17. In the matter of dying declaration it is the settled position under the law that the same is admissible in evidence. Even the corroboration is not
necessary unless suffers from any kind of infirmity. In case of Munnu Raja v. State of Madhya Pradesh reported in 1976 JLJ 599 (SC), Supreme
Court has held as under:
It is well settled that though a dying declaration must be approached with caution for the reason that the maker of the statement cannot be
subjected to cross-examination. There is neither a rule of law nor a rule of prudence which has hardened into a rule of law that a dying declaration
cannot be accepted upon unless it is corroborated. Thus, Court must not look out for corroboration unless it comes to the conclusion that the dying
declaration suffered from any infirmity by reason of which it was necessary to look out for corroboration.

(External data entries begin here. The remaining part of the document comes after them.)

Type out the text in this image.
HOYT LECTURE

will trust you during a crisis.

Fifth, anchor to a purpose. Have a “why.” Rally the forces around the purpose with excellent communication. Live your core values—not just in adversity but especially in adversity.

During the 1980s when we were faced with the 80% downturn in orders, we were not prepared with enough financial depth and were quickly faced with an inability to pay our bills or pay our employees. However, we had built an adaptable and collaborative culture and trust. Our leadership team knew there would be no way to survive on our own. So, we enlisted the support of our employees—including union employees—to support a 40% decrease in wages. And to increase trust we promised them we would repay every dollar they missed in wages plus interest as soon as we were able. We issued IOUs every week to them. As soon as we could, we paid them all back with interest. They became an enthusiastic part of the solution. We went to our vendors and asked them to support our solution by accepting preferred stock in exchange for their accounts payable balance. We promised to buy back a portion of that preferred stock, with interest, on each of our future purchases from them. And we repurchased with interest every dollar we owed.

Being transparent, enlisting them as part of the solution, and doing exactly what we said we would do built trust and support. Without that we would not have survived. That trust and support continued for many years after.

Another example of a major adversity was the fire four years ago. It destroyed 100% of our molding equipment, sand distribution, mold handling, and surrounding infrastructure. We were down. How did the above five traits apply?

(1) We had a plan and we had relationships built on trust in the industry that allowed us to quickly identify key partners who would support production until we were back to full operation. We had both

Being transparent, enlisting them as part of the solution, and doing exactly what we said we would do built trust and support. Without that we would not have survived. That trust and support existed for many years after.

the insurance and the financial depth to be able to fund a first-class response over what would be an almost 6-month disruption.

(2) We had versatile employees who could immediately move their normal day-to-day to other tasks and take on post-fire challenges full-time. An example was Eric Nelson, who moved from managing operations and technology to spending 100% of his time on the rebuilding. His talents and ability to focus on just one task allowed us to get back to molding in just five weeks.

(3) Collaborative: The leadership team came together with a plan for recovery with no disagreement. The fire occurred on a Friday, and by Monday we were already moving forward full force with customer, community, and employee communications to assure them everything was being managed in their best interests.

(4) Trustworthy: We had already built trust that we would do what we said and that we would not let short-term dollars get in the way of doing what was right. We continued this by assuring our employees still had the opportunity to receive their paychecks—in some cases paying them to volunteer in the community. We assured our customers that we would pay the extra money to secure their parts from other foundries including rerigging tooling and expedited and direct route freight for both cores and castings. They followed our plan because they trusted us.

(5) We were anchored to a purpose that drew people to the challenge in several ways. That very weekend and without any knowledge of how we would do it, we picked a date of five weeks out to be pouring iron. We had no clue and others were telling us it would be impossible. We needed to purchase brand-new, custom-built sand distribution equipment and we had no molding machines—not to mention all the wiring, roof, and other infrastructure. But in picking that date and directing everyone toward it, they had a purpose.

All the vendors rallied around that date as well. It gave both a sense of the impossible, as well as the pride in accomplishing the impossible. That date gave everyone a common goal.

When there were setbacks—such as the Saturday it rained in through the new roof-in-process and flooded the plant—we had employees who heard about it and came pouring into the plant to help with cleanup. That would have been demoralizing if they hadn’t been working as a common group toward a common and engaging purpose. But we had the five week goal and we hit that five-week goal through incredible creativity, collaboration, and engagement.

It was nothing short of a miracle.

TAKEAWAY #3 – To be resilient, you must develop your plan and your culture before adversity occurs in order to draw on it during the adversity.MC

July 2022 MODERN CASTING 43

and followed the view taken by the Constitutional Bench of the Hon''ble Supreme Court in case of Tarachand Damu Sutar Vs. The State of
Maharashtra, . In this case, sufficient time was available to call the Magistrate for recording the dying declaration, as held in the case of Keshav
Gangaram Navge and Another Vs. State of Maharashtra, . If the medical opinion was sought from the doctor about the mental condition of the
deceased then the evidence of dying declaration is fully reliable and conviction can be based thereon. Provision of Section 32(1) of Evidence Act,
1872 is an exception to rule against admissibility of hearsay rule and if the dying declaration is reliable, conviction can be based thereon. [See :
Narain Singh and Anr. v. State of Haryana (2004) 13 SCC 264]. In the case in hand what we found that the evidence of dying declaration is
available, the same is admissible and acceptable. Therefore, the other story put forth by the eye-witnesses is not reliable and cannot be the basis
for conviction.
18. Admittedly, in this case the prosecution has come with two contradictory stories-- one as per the dying declaration and other as per eye-
witnesses, because the dying declaration was recorded by Naib Tehsildar, who is the independent witness on the certificate of doctor, therefore
the dying declaration is more reliable in comparison to the eye-witness account and in the light of the aforesaid evidence, this argument of the
learned Counsel for the appellants carries weight that ''Dehati Nalishi'' was not recorded timely and it is an after thought document and there is no
proof that it was forwarded to the Court immediately as required u/s 157 of the Code of Criminal Procedure. Therefore, it appears that the eye-
witness account is cooked up. In such circumstances, it is clear that the prosecution has failed to prove the charges and allegations by producing
the evidence beyond reasonable doubt. Thus, it is also clear that the Trial Court has not properly appreciated the evidence. There is no clinching
evidence against the appellants on record to connect them with the incident.
19. Thus, both the appeals (Criminal Appeal Nos. 384/96 and 28/97) deserve to be allowed and are hereby allowed.
20. Judgment of conviction and sentence of the appellants is set aside and the appellants are acquitted from the charges after giving them benefit of
doubt. The appellants are on bail, their bail bonds be discharged.